Maintenues la saison dernière malgré les échanges de tirs quotidiens entre Israël et le Hezbollah dans le sud du pays, les compétitions sportives ont été mises en berne depuis le 23 septembre dernier et l’élargissement de l’offensive israélienne sur le Liban. Outre la ligue de basket, le championnat de football, reporté jusqu’à nouvel ordre après une première journée de championnat disputée mi-septembre, ou encore le marathon de Beyrouth, prévu le 10 novembre et remis lui aussi à une date ultérieure, font également partie de ces institutions sportives de premier plan ayant payé le prix fort d’une guerre qui s’est étendue jusqu’au cœur de la capitale depuis un mois.

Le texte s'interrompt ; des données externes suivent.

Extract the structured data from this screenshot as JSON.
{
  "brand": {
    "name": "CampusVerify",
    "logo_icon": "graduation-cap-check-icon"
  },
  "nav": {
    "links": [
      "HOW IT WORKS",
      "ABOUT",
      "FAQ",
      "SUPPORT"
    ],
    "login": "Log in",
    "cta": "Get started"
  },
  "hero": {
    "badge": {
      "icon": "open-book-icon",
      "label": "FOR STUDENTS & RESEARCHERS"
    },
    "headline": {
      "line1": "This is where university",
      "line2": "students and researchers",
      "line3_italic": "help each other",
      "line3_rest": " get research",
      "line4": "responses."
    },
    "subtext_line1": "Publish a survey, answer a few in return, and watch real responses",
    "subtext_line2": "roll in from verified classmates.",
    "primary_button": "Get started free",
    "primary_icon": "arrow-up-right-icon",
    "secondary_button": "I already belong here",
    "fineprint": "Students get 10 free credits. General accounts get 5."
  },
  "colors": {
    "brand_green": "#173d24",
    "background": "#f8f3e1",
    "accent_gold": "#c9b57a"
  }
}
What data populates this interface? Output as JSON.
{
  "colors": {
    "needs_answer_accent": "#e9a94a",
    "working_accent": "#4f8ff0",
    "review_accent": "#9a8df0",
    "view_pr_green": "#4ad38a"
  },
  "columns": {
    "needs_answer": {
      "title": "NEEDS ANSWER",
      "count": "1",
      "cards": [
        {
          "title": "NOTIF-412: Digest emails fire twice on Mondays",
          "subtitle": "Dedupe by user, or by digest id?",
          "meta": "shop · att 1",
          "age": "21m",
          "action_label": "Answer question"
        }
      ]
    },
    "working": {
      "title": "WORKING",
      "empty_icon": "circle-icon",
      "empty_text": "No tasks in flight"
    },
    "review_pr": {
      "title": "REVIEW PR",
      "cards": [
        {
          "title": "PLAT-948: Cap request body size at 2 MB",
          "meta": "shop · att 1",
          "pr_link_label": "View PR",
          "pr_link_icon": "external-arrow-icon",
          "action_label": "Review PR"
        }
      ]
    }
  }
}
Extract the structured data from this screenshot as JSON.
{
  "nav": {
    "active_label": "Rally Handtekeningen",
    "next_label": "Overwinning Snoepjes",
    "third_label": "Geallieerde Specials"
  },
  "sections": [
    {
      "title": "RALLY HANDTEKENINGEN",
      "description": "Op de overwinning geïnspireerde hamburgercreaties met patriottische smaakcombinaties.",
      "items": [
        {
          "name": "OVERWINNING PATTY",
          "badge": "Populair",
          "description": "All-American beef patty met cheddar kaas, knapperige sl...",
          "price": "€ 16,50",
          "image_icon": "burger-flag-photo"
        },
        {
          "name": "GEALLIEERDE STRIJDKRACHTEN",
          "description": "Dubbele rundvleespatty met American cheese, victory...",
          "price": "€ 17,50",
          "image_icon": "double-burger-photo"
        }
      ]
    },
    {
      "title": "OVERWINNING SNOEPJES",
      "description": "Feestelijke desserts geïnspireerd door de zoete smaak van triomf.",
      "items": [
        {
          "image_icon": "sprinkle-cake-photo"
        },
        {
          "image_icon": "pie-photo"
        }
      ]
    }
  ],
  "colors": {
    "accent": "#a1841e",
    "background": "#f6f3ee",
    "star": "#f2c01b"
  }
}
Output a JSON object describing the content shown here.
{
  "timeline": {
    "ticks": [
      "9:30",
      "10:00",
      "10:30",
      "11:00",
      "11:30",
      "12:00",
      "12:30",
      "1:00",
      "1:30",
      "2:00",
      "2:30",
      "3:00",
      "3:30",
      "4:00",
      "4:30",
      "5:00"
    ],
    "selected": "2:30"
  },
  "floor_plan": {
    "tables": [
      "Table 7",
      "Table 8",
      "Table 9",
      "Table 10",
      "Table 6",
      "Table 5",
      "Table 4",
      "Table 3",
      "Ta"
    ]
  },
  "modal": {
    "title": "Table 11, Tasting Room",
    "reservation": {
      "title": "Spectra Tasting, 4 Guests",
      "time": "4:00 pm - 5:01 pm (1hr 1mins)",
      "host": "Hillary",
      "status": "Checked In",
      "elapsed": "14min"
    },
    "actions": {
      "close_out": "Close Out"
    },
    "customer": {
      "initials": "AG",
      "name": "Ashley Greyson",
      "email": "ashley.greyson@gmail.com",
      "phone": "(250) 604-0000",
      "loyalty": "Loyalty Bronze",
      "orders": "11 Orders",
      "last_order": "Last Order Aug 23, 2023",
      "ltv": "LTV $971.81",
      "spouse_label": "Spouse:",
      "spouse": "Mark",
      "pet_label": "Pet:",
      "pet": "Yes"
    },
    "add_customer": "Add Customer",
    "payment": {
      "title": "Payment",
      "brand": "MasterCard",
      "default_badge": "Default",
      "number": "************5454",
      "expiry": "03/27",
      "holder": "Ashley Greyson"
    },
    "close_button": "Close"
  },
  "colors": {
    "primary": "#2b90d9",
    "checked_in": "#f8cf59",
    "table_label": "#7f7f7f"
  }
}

« Tous les secteurs sont affectés par cette situation, nous ne pouvions pas y échapper, regrette Maroun Gebrayel, membre du comité exécutif de la LBF et directeur des compétitions nationales. Nous sommes prêts à prendre toutes les mesures nécessaires pour reporter le début de la saison tant que possible. Mais nous refusons jusqu’à maintenant d’envisager une annulation, le championnat doit avoir lieu. Ne pas laisser ce jeu mourir, c’est notre façon à nous de résister », clame-t-il.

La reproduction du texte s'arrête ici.